[NYTr] Checkbook Imperialism -The Blackwater Fiasco
All the News That Doesn't Fit
nytr at blythe-systems.com
Wed Sep 19 16:31:08 EDT 2007
sent by Ed Pearl
TruthDig - Sep 18, 2007
http://www.truthdig.com/report/item/20070918_checkbook_imperialism_the_blackwater_fiasco/
Checkbook Imperialism: The Blackwater Fiasco
By Robert Scheer
Please, please, I tell myself, leave Orwell out of it. Find some other,
fresher way to explain why "Operation Iraqi Freedom" is dependent upon
killer mercenaries. Or why the "democratically elected government" of
"liberated" Iraq does not explicitly have the legal power to expel
Blackwater USA from its land or hold any of the 50,000 private
contractor troops that the U.S. government has brought to Iraq
accountable for their deadly actions.
Were there even the faintest trace of Iraqi independence rising from the
ashes of this failed American imperialist venture, Blackwater would
have to fold its tents and go, if only in the interest of keeping up
appearances. After all, the Iraqi Interior Ministry claimed that the
Blackwater thugs guarding a U.S. State Department convoy through the
streets of Baghdad fired "randomly at citizens" in a crowded square on
Sunday, killing 11 people and wounding 13 others. So the Iraqi
government has ordered Blackwater to leave the country after what a
government spokesman called a "flagrant assault ... on Iraqi citizens."

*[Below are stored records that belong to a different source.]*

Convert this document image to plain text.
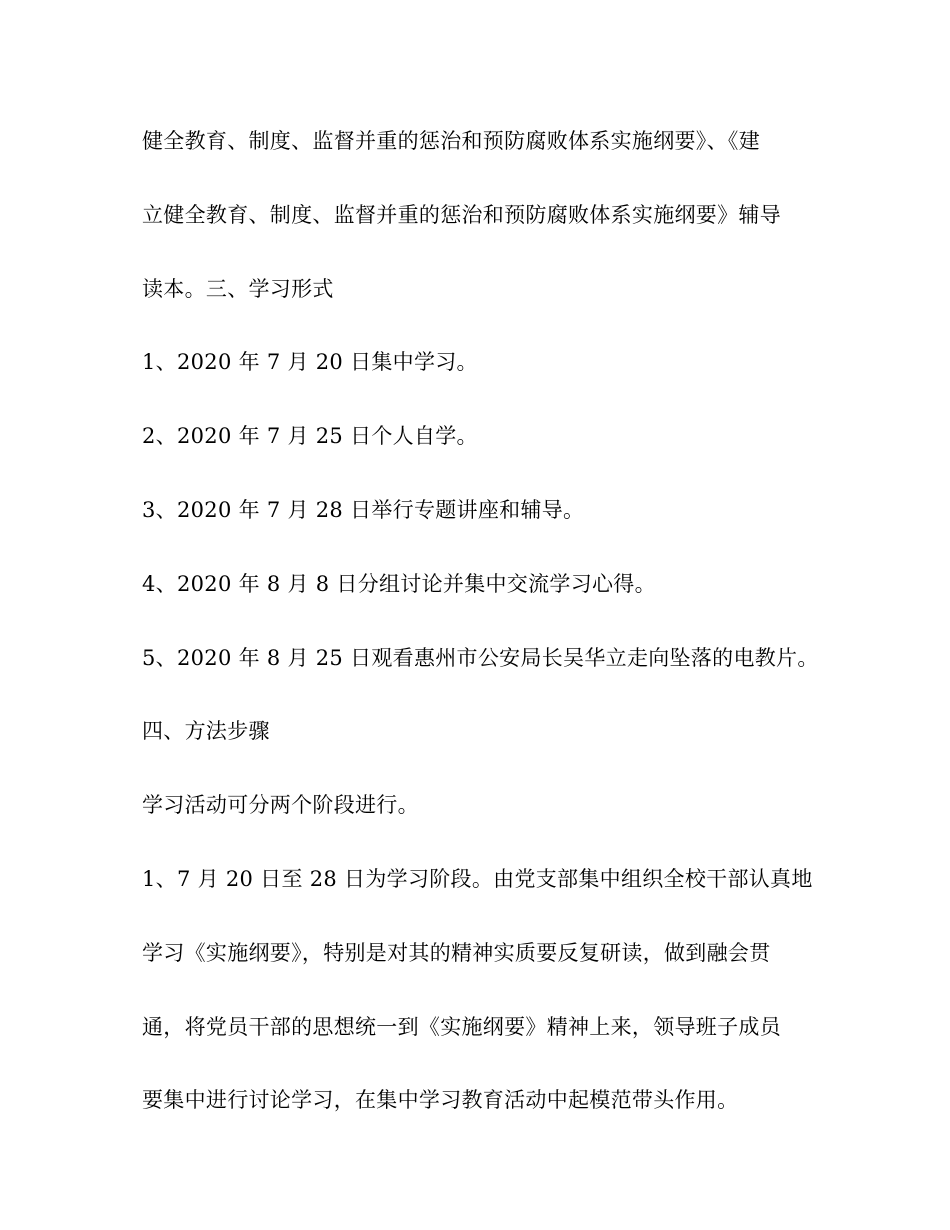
健全教育、制度、监督并重的惩治和预防腐败体系实施纲要》、《建
立健全教育、制度、监督并重的惩治和预防腐败体系实施纲要》辅导
读本。三、学习形式
1、2020 年 7 月 20 日集中学习。
2、2020 年 7 月 25 日个人自学。
3、2020 年 7 月 28 日举行专题讲座和辅导。
4、2020 年 8 月 8 日分组讨论并集中交流学习心得。
5、2020 年 8 月 25 日观看惠州市公安局长吴华立走向坠落的电教片。
四、方法步骤
学习活动可分两个阶段进行。
1、7 月 20 日至 28 日为学习阶段。由党支部集中组织全校干部认真地
学习《实施纲要》，特别是对其的精神实质要反复研读，做到融会贯
通，将党员干部的思想统一到《实施纲要》精神上来，领导班子成员
要集中进行讨论学习，在集中学习教育活动中起模范带头作用。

But who told those Iraqi officials that they have the power to control
anything regarding the 182,000 privately contracted personnel working
for the U.S. in Iraq? Don't they know about Order 17, which former
American proconsul Paul Bremer put in place to grant contractors,
including his own Blackwater bodyguards, immunity from Iraqi
prosecution? Nothing has changed since the supposed transfer of power
from the Coalition Provisional Authority, which Bremer once headed, to
the Iraqi government holed up in the Green Zone and guarded by
Blackwater and other "private" soldiers.
They are "private" in the same fictional sense that our uniformed
military is a "volunteer" force, since both are lured by the dollars
offered by the same paymaster, the U.S. government. Contractors earn
substantially more, despite $20,000 to $150,000 signing bonuses and an
all-time-high average annual cost of $100,000 per person for the
uniformed military. All of this was designed by the neocon hawks in
the Pentagon to pursue their dreams of empire while avoiding a
conscripted army, which would have millions howling in the street by
now in protest.
Instead, we have checkbook imperialism. The U.S. government purchases
whatever army it needs, which has led to the dependence upon private
contract firms like Blackwater USA, with its $300-million-plus contract
to protect U.S. State Department personnel in Iraq. That is why the
latest Blackwater incident, which Prime Minister Nouri al-Maliki
branded a "crime," is so difficult to deal with. Iraqis are clearly
demanding to rid their country of Blackwater and other contractors, and
on Tuesday the Iraqi government said it would be scrutinizing the
status of all private security firms working in the country.
But the White House hopes the outrage will once again blow over. As the
Associated Press reported on Monday: "The U.S. clearly hoped the Iraqis
would be satisfied with an investigation, a finding of responsibility
and compensation to the victim's families-and not insist on expelling a
company that the Americans cannot operate here without." Or, as
Ambassador Ryan Crocker testified to the U.S. Senate last week: "There
is simply no way at all that the State Department Bureau of Diplomatic
Security could ever have enough full-time personnel to staff the
security function in Iraq. There is no alternative except through
contracts."
Consider the irony of that last statement-that the U.S. experiment in
building democracy in Iraq is dependent upon the same garrisons of
foreign mercenaries that drove the founders of our own country to
launch the American Revolution. As George Washington warned in his
farewell address, once the American government enters into these
"foreign entanglements," we lose the Republic, because public
accountability is sacrificed to the necessities of war for empire.
Despite the fact that Blackwater USA gets almost all of its revenue
from the U.S. government-much of it in no-bid contracts aided, no
doubt, by the lavish contributions to the Republican Party made by
company founder Erik Prince and his billionaire parents-its operations
remain largely beyond public scrutiny. Blackwater and others in this
international security racket operate as independent states of their
own, subject neither to the rules of Iraq nor the ones that the U.S.
government applies to its own uniformed forces. "We are not simply a
'private security company,' " Blackwater boasts on its corporate
website. "We are a professional military, law enforcement, security,
peacekeeping, and stability operations firm. ... We have become the
most responsive, cost-effective means of affecting the strategic
balance in support of security and peace, and freedom and democracy
everywhere."
Yeah, so who elected you guys to run the world?